It had to be one of the weightiest assignments of the new millennium:
One week after the disastrous events of Sept. 11, 2001, the Port Authority of New York requested that architect Mark Wagner, an associate partner at Davis Brody Bond, scour the World Trade Center site for artifacts.
“They asked me to select objects for preservation, with the understanding they’d be used in a memorial or museum,” he says.
He identified about 1,000. Thirty-five would eventually come back to the site, enclosed in the 110,000 square foot memorial museum designed by the firm. Fourteen of those 35 are very large objects – among them, heat-twisted beams and a crushed fire truck – on view since the museum opened in May 2014.
Along with the twin towers’ original slurry walls, those large objects are potent popular symbols that have come to define the National September 11 Memorial Museum today.
“Our initial charge was for a meaningful public access to the slurry wall and column bases,” says Carl Krebs, partner in the firm.
They had been identified early on by master planner Daniel Libeskind as an opportunity to set the towers’ original frame for the museum, and to define its scale, volume and section.

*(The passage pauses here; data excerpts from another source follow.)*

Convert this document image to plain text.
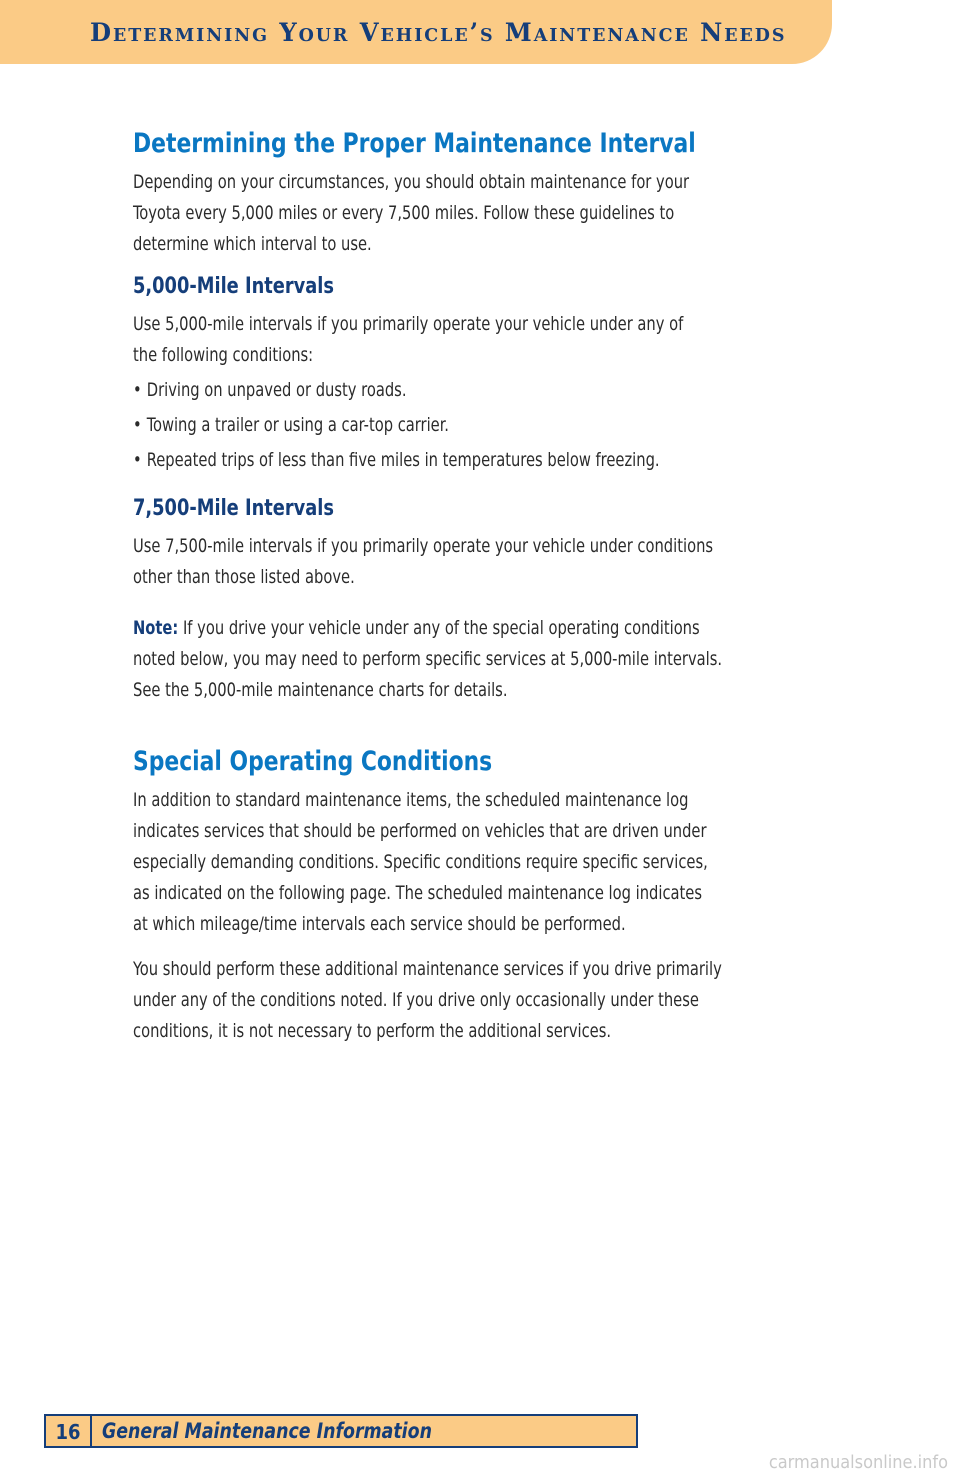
Determining Your Vehicle’s Maintenance Needs
Determining the Proper Maintenance Interval

Depending on your circumstances, you should obtain maintenance for your

Toyota every 5,000 miles or every 7,500 miles. Follow these guidelines to

determine which interval to use.

5,000-Mile Intervals

Use 5,000-mile intervals if you primarily operate your vehicle under any of

the following conditions:

• Driving on unpaved or dusty roads.
• Towing a trailer or using a car-top carrier.
• Repeated trips of less than five miles in temperatures below freezing.
7,500-Mile Intervals

Use 7,500-mile intervals if you primarily operate your vehicle under conditions

other than those listed above.

Note: If you drive your vehicle under any of the special operating conditions

noted below, you may need to perform specific services at 5,000-mile intervals.

See the 5,000-mile maintenance charts for details.

Special Operating Conditions

In addition to standard maintenance items, the scheduled maintenance log

indicates services that should be performed on vehicles that are driven under

especially demanding conditions. Specific conditions require specific services,

as indicated on the following page. The scheduled maintenance log indicates

at which mileage/time intervals each service should be performed.

You should perform these additional maintenance services if you drive primarily

under any of the conditions noted. If you drive only occasionally under these

conditions, it is not necessary to perform the additional services.

16	General Maintenance Information
carmanualsonline.info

“The slurry walls are 70 feet tall,” Krebs said. “They helped us define and preserve the envelope of the museum.”
“It was a strong driver for us – there was pressure to rebuild on site before the museum was decided upon,” Wagner says. “We didn’t have a director or a narrative, but we did have the authenticity of the site that gave us that framework.”
By 2006, when Alice Greenbaum was brought in as director from the National Holocaust Museum in Washington, D.C., the architects had designed an envelope that defined the nature of the site.
“With Alice there was a common sense of direction – I would characterize it as a notion that the visitors’ initial response would be an emotional one,” says Krebs. “We deferred the narrative and detailed story-telling to later in the sequence, and specific to the footprint.”
For their efforts, the firm has been awarded a 2015 National AIA Honor Award.